Data continues to be a critical underpinning that fuels agentic AI in marketing. The emphasis on data this year will be:

  • Intent: knowing—and acting on—context, memory, emotion, preference, and profile
  • Stitching: translating unknown to known customers for a complete mosaic of data
  • Governance: balancing the hypothetically millions of permutations of creative, offers, copy, prices, etc. while ensuring messages are accurate and on brand

5. Off-price Goes Online with Value Marketplaces

Off-price retailers—creating a treasure hunt by offering excess inventory, last season merchandise, and made-for-off-price runs—have historically stayed on the sidelines of ecommerce. The unique model of opportunistic buys, relatively low prices, and less granular inventory management in stores has made it difficult to run the business profitably.

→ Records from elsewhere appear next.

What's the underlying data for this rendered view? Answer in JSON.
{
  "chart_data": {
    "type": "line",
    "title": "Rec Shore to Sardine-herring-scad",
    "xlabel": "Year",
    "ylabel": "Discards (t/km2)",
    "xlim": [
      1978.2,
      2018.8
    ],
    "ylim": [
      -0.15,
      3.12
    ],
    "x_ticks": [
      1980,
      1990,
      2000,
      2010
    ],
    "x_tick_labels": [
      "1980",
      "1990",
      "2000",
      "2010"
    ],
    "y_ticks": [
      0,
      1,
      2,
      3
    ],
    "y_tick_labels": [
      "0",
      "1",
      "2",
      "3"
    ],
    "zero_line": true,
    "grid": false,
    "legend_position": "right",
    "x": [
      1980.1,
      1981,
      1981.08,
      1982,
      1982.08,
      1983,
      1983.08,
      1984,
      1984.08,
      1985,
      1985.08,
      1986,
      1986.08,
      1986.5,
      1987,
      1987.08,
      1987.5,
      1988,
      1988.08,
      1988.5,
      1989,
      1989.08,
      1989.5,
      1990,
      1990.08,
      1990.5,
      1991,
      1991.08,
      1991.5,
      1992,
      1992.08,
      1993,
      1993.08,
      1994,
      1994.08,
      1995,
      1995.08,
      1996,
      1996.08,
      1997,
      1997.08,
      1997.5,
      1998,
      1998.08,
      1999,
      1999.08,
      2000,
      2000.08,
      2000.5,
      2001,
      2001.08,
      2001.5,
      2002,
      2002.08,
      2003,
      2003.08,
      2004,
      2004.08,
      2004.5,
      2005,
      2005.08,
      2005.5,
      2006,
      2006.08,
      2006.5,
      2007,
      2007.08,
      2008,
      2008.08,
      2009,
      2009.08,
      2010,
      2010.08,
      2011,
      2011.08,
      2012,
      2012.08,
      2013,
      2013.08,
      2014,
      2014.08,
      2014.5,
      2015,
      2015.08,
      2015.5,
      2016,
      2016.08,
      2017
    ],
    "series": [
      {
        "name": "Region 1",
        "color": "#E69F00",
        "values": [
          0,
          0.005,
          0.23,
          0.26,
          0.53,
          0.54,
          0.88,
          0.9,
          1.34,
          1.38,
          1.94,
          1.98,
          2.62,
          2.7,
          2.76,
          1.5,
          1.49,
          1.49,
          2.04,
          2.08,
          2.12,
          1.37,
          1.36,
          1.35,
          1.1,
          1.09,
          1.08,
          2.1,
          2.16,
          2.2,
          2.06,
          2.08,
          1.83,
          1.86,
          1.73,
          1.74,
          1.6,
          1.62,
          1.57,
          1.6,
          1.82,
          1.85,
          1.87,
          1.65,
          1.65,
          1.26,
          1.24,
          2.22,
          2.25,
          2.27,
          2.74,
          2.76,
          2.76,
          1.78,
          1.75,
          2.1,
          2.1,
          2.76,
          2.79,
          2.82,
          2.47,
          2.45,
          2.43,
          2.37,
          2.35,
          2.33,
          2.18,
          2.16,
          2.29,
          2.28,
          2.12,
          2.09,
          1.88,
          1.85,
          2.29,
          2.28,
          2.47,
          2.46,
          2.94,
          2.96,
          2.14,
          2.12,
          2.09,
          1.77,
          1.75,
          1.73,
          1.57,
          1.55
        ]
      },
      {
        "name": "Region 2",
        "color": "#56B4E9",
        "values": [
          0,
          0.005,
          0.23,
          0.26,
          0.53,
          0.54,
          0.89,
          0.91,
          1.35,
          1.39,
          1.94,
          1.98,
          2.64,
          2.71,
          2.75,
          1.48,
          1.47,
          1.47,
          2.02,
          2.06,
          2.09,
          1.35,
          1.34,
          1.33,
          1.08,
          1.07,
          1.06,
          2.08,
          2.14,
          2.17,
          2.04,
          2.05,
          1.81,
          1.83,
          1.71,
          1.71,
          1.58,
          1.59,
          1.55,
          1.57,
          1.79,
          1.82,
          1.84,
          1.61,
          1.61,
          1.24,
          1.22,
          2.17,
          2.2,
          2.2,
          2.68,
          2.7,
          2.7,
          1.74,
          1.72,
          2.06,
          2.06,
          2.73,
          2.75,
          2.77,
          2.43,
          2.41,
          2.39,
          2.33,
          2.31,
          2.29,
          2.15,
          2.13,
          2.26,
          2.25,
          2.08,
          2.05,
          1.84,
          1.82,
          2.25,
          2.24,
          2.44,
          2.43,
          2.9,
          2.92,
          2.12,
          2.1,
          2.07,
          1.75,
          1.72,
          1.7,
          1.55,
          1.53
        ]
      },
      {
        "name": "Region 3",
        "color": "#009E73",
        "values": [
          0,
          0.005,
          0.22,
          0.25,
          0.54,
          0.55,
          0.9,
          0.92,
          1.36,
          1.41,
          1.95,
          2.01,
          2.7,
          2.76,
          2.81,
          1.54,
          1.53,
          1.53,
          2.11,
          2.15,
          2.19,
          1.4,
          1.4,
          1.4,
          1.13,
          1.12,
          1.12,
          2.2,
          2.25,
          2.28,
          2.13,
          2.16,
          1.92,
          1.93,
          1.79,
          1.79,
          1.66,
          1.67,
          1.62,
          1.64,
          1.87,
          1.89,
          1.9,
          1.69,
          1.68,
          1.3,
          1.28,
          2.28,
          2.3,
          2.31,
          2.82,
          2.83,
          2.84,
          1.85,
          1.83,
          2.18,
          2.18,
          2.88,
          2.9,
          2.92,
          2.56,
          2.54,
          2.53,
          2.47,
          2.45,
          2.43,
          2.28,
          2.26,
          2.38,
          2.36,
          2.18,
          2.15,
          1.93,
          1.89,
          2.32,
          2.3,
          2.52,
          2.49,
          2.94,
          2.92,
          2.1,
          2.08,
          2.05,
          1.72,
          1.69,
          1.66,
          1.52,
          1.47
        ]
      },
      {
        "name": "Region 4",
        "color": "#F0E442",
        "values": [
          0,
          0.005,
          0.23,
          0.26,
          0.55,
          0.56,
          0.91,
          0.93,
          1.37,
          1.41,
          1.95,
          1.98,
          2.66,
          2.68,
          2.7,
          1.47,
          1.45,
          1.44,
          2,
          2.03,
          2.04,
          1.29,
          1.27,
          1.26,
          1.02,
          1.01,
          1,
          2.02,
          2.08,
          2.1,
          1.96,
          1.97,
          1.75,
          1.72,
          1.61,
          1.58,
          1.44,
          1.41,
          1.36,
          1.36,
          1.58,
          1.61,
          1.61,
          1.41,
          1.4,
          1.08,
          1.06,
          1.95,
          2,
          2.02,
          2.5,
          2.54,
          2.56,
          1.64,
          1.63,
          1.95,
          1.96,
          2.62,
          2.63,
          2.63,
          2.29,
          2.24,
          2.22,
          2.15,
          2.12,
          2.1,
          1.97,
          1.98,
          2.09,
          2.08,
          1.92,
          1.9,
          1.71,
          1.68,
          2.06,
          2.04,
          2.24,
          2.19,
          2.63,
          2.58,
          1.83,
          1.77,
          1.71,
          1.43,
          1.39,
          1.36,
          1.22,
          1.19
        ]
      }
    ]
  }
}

2026 will see more retailers in this category double down on proprietary discount marketplaces. Check out what TJ Maxx and Nordstrom Rack are already doing online by growing assortments and value. They are no doubt paying attention to full-price retailers like Macy’s, Best Buy, and Lowe’s Companies, Inc. who have successfully stood up marketplaces to expand their addressable market while lowering inventory carrying costs.

What does this look like? We are seeing the rise of online value marketplaces as a category that specializes in closeouts. These platforms help brands—particularly higher end—protect margins especially as tariffs eat into raw material and operating costs. This shift requires traditional off-price retailers to build entirely new muscles: capturing customer emails, managing customer profiles, and activating personalized marketing—a complete departure from the traditional treasure hunt model where anonymity was the norm.